In contrast, the last twenty minutes are virtually unwatchable. The entire thing with the mutant alien creature that thinks Ripley is its mother is so astonishingly misguided, and operatically presented, I can hardly believe it made it into the theatre. (Brad Dourif's turn as the Greek chorus to the alien queen is really absurd, and along with his turn in The Two Towers, establishes him as Hollywood's PR Rep of Evil.) Yes, I know, the creature is intended to be Ripley's mirror opposite-- mainly alien, with a little human-- and her wasting the creature (by blowing it out a space hatch! how original!) symbolizes her alienation (as it were) from humans, aliens, and her own kind. But given how much the film revels in obscenity (there's more gratuitous cursing than in the first three movies combined), and the fact that it has more splattered brains than a George Romero zombie movie, the attempt to Get Profound at the end feels very disjointed.
I know it may seen weird to accuse a movie whose three predecessors features a monster that bursts out of people's chests of gratuitous violence, but I'll stand my ground.

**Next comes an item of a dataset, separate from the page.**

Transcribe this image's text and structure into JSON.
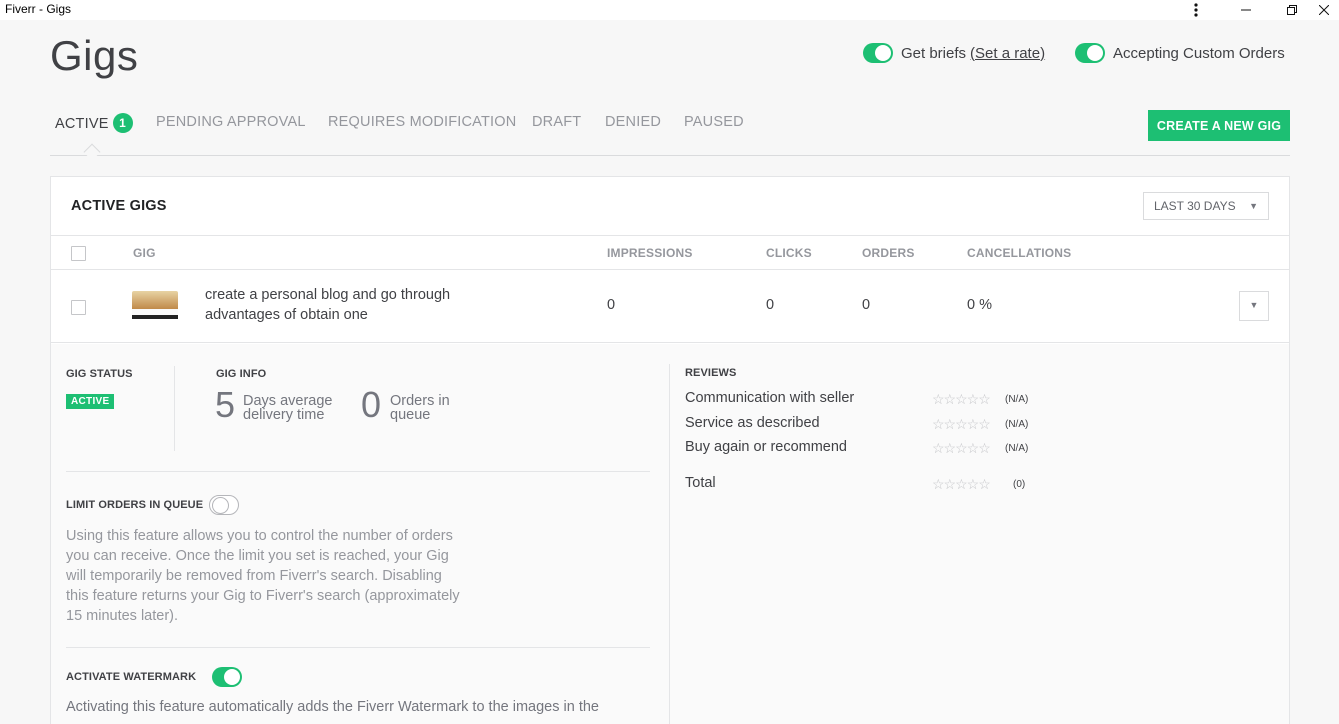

Alien was scary as Hell, but it is to Alien Resurrection as erotica is to hard-core porn: effective because it's shows shadows and lets your mind's eye fill in the bodies, instead of lingering on the mechanics.
Still, it's fascinating to watch such an ambitious attempt at Creating Meaning fall so flat. At least they broke the sound barrier before they crashed.
Another missed opportunity in Alien Resurrection is that Sigourney Weaver's character is weird, yet weirdly undeveloped. One of the great pleasures of Alien and Aliens was watching Ellen Ripley develop from your basic Last Female Standing to someone quite a bit stronger. This development starts to falter in Alien 3, and in Alien Resurrection it just short-circuits completely. On one hand, she's come a long way baby: two hundred years have passed, and this Ripley is a genetically engineered chimera combining the old Ripley DNA and the alien's (assuming a creature that bleeds acid has DNA). But she communicates this mainly by sniffing things, putting her head to the deck and listening to the aliens, and being filmed at weird angles. Spooky. (Winona Ryder, in contrast, is about as edgy as the lead in a high school production of Our Town.) There are head-fakes toward Ripley being aware that she now can survive and triumph over the aliens because of her similarity to them, but she's usually too busy running from or killing them for this tension to be explored fully, and the head-fakes usually end in decapitations, anyway.
So Ripley doesn't become more human in the course of the movie, nor does she become more alien. Like Arnold or Keanu, she isn't so much acting as being a reference to the character she could have been, in this case the Complex Female Action Hero. As Jacques Derrida said, every decoding is another encoding. And sometimes it's also a decapitation.
[To the tune of The Beatles, "I Want To Hold Your Hand," from the album "Anthology 1 [Disc 2]".]